Fragile region topography near cancer cell breakpoints. Depiction of 10 deletion endpoints relative to L1 elements (L1 sequences of >1 kb, bold arrows; L1 sequences of <1 kb, small arrowheads) and LTR/retroviral elements. The four squares enclosing L1 elements emphasize that the TE8 breakpoints, the telomeric Siha breakpoint, the translocation point, and the telomeric breakpoint of H1573 are located within or near L1 elements. The two circles enclosing LTR arrowheads stress that the H460/H211 breakpoints and the centromeric breakpoint of Siha allele a are near LTR/retroviral elements. The dashed vertical lines represent the flexibility spikes A–G (shown in Fig. 2) and show the position of flexibility/fragility spikes relative to cancer cell deletions. For the HeLa and TE8 cell lines, the exact structure of the b alleles in this region is not yet known.

Figure 4

Model for the role of homologous sequence elements in repair of double-strand breaks within the fragile region.

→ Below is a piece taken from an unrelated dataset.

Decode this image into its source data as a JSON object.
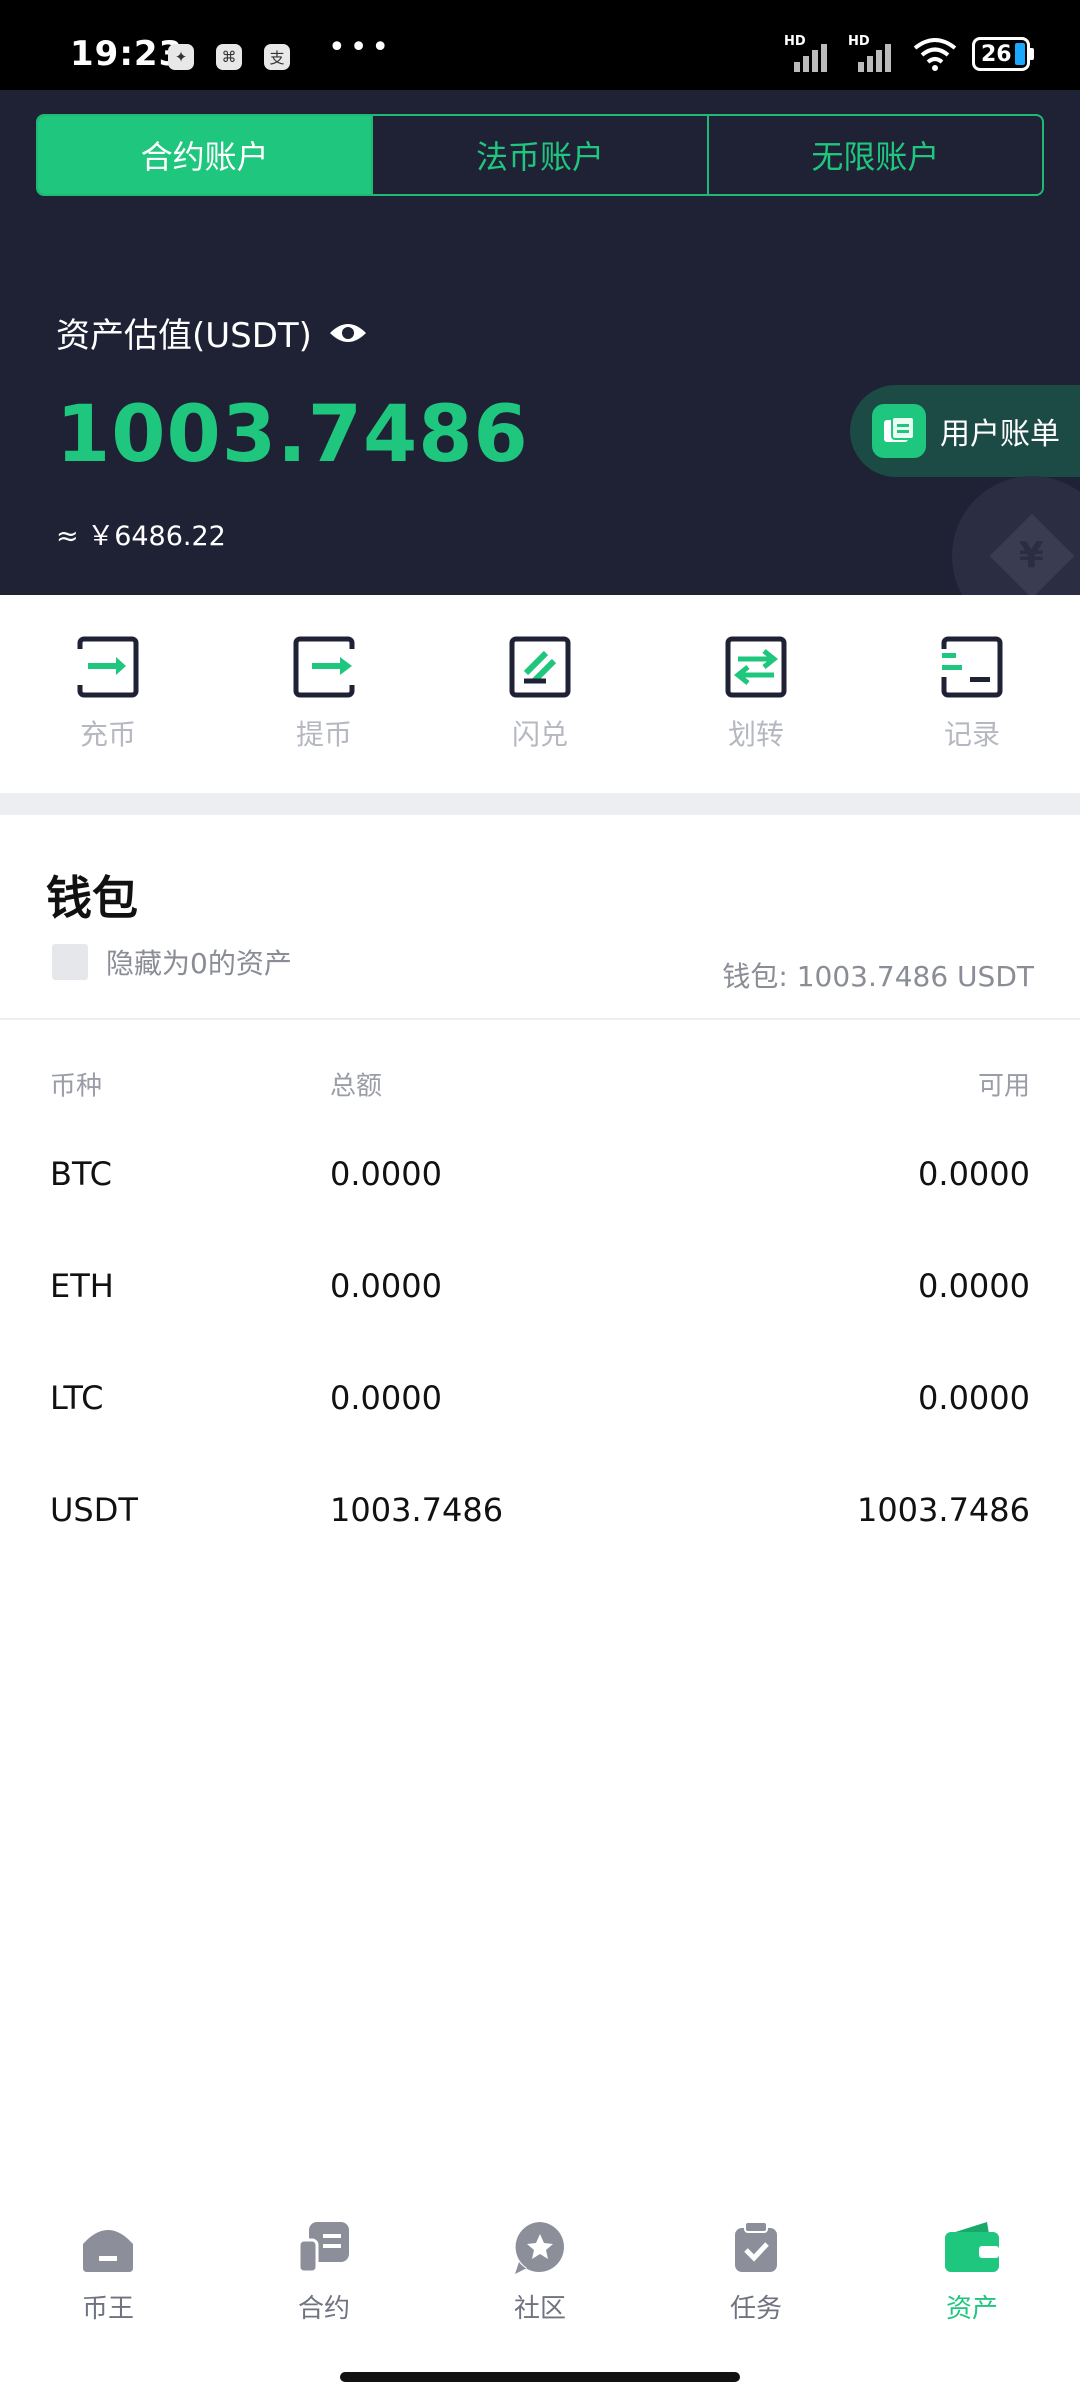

Carcinogen-induced damage in the fragile region may cause double- or single-strand breaks at flexibility peaks, necessitating repair during replication. (A) The H1573 allele b is shown with black bars representing sequences retained in the cell, BP representing positions of deletion endpoints, and hatched regions representing the 79.4% homologous LINE1 elements near the breakpoints. (B) This simple model suggests how the homologous LINE1 elements might participate in a repair mechanism that would allow replication of the deleted H1573b allele.

Figure 5

Absence of Fhit protein in H1573 lung cancer cells. The H1573 lung cancer cell line allele a has a translocation between chromosome 3 and 4 (11) at 26.7 kb centromeric to exon 5 so that exons 5–9 are present (with a homozygous deletion within intron 5, ref. 11). Allele b, as shown in Fig. 3, has sustained a deletion within intron 4 (and another in intron 5, ref. 11). Thus, none of the protein-coding exons have been lost through deletion; however, the H1573 cells make very little Fhit protein. (A) Immunostaining with Fhit-specific antiserum of a section of a nude mouse H1573 tumor. (B) Immunostaining (the brown chromagen) of a rare human lung cancer that is positive for Fhit expression.